Porque el pregón de Antonio resonó atronador desde la presentación de Andrés Cañadas. Carmen, su madre, que fue como comenzó aquella presentación, todavía golpea a veces mi memoria, recordándome que en la pregonería jerezana hay momentos estelares que deberían ser guardados en el ático del alma. Momentos fugaces, como aquel será tan pobre mi fe, en la que Antonio se disculpaba por tener que recurrir a su Señor Caído antes que al sagrario para pedir por la salud y la felicidad de la gente que le rodeaba.
También memorable aquel paseo por el convento donde una monja hacía dulces. Qué bien me sabe tu nombre, tu Dulce Nombre, María. Todo ello, con una voz ronca pero aterciopelada, con desmayo incluido, con versos y prosa escritos de su puño y letra la misma mañana del pregón en una casa, creo recordar, de la calle Porvera. Un pregón de los de siempre, con sólo veinticinco años.

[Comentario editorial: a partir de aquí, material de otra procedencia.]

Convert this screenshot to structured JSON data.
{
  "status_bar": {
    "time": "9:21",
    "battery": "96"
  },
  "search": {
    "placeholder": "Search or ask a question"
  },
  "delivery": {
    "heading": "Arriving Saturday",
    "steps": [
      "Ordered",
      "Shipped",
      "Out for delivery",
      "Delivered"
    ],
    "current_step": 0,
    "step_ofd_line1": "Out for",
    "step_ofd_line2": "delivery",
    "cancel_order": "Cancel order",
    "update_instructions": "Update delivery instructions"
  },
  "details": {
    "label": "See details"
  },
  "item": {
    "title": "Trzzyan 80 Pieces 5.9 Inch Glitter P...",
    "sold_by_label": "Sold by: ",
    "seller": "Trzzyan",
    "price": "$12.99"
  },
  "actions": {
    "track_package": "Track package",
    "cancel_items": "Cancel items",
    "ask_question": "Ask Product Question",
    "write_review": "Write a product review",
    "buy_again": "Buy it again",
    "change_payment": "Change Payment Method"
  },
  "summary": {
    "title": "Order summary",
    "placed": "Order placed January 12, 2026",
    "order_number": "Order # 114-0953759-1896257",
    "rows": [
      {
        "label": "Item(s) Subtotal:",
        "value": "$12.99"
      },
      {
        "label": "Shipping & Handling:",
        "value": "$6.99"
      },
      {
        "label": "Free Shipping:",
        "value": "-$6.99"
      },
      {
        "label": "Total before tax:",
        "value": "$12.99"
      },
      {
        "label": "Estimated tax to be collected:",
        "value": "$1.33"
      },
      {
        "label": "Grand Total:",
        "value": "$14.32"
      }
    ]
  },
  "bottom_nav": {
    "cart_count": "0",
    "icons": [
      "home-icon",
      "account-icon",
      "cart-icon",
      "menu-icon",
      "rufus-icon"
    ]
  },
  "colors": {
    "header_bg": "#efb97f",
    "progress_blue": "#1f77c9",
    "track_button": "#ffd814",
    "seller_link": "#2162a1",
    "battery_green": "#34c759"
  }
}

Mucho le ha cambiado la vida al bueno de Antonio. Ahora es un rostro mucho más familiar para todos. Su profesión le ha alejado de algunos ambientes, pero mantiene viva como pocos la llama de la ilusión, la fe desgarrada en los Dolores que un Señor Caído puede sufrir. Y ha pasado más de una década. Se equivocaba Antonio, porque su pregón no tenía que revestirlo con alma de niño, puesto que él lo era. Juntos crecimos en nuestra fe y nos aferramos a ese Cristo de gubia y formón para entender los misterios de nuestra vida.
Igual es, ahora que se buscan pregoneros ante la escasez latente, el momento de que Antonio Moure nos cuente de nuevo en Villamarta cómo ve las cofradías ahora. Igual ahora sí es momento de que revista su pregón... con alma de niño.